Much of the story made sense. The Packards had blamed Dowling—either because they had genuinely believed him to be the end of things or because they were protecting the Dowager Countess of Moore, as Mr. Creedy had predicted. But Benedict and Emily had uncovered the dowager countess’ perfidy; once a criminal case had begun, it made sense that someone would send news up to a Northumberland magistrate to set the story straight.
But who was trying to sell the mill now?
Grace supposed it could be Benedict, though the idea didn’t sit quite right with her. For one, she’d no doubt have heard about it, unless he had discovered some bill of sale since she’d been married and tended to it immediately. Though Grace thought Emily might have written to warn her, had this occurred.

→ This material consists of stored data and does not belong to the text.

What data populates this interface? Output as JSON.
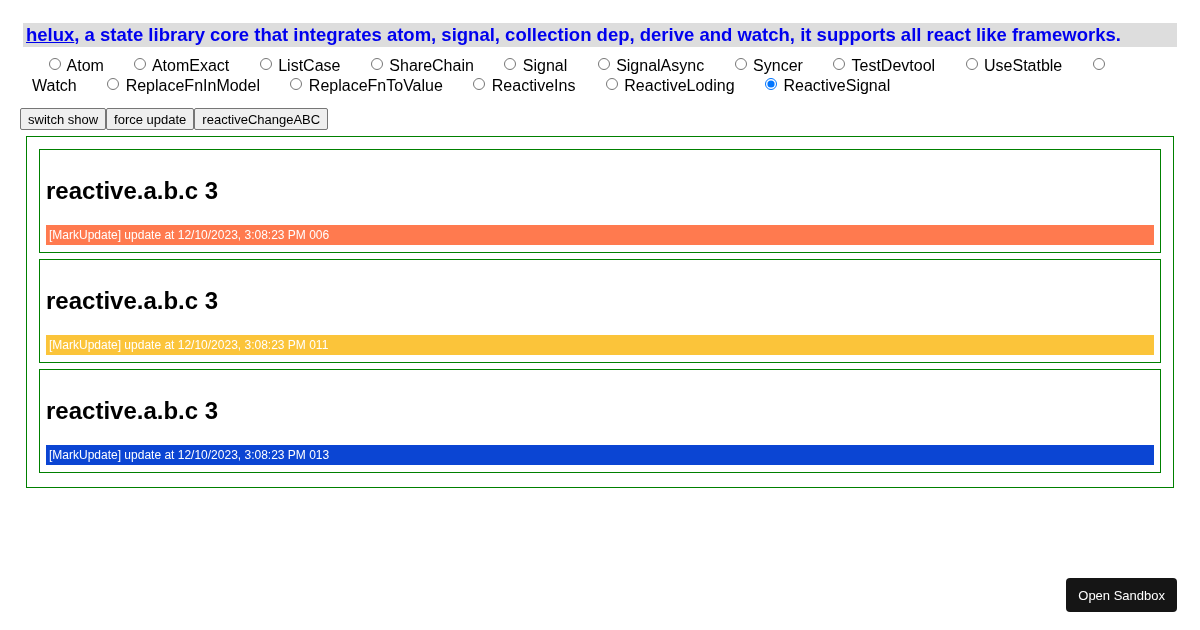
{
  "header": {
    "link": "helux",
    "text": ", a state library core that integrates atom, signal, collection dep, derive and watch, it supports all react like frameworks."
  },
  "options": [
    {
      "label": "Atom",
      "selected": false
    },
    {
      "label": "AtomExact",
      "selected": false
    },
    {
      "label": "ListCase",
      "selected": false
    },
    {
      "label": "ShareChain",
      "selected": false
    },
    {
      "label": "Signal",
      "selected": false
    },
    {
      "label": "SignalAsync",
      "selected": false
    },
    {
      "label": "Syncer",
      "selected": false
    },
    {
      "label": "TestDevtool",
      "selected": false
    },
    {
      "label": "UseStatble",
      "selected": false
    },
    {
      "label": "Watch",
      "selected": false
    },
    {
      "label": "ReplaceFnInModel",
      "selected": false
    },
    {
      "label": "ReplaceFnToValue",
      "selected": false
    },
    {
      "label": "ReactiveIns",
      "selected": false
    },
    {
      "label": "ReactiveLoding",
      "selected": false
    },
    {
      "label": "ReactiveSignal",
      "selected": true
    }
  ],
  "buttons": [
    "switch show",
    "force update",
    "reactiveChangeABC"
  ],
  "cards": [
    {
      "heading": "reactive.a.b.c 3",
      "update": "[MarkUpdate] update at 12/10/2023, 3:08:23 PM 006",
      "color": "#ff7a4f"
    },
    {
      "heading": "reactive.a.b.c 3",
      "update": "[MarkUpdate] update at 12/10/2023, 3:08:23 PM 011",
      "color": "#fbc43a"
    },
    {
      "heading": "reactive.a.b.c 3",
      "update": "[MarkUpdate] update at 12/10/2023, 3:08:23 PM 013",
      "color": "#0b45d3"
    }
  ],
  "sandbox_button": "Open Sandbox"
}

And why would Benedict be secretive about it? He’d been forthright about his mother’s involvement in Grace’s kidnapping otherwise; he had decided it was best to try to get ahead of the gossip rather than skulking in secrecy and fearing being found out.
No, it didn’t make sense for it to be Benedict.
Dowling had, indeed, been the dowager countess’ lover, but Dowling was dead—and had only been posing as an aristocrat, in any case. Without the dowager countess’ support, he wouldn’t have the resources to send a man of business. Nor should Benedict’s mother herself have retained such power.
So, who?
Caleb’s eyes were on her. Creedy’s eyes were on her. She needed them both to stop right this instant.
Her smile felt forced. “And so what are things like in these parts when there isn’t a grand mystery afoot?” she asked, accurately predicting that it would set Mr. Creedy off on more cheerful storytelling.
As she listened with half an ear to his chatter, she held every part of herself together as tightly as she could, fearing that if she did not, she would break into a thousand pieces. She’d come here today for a reminder that her ordeal was behind her only to learn that a loose thread remained, one that she dared not pull, lest everything unravel and plunge her back into this unending nightmare.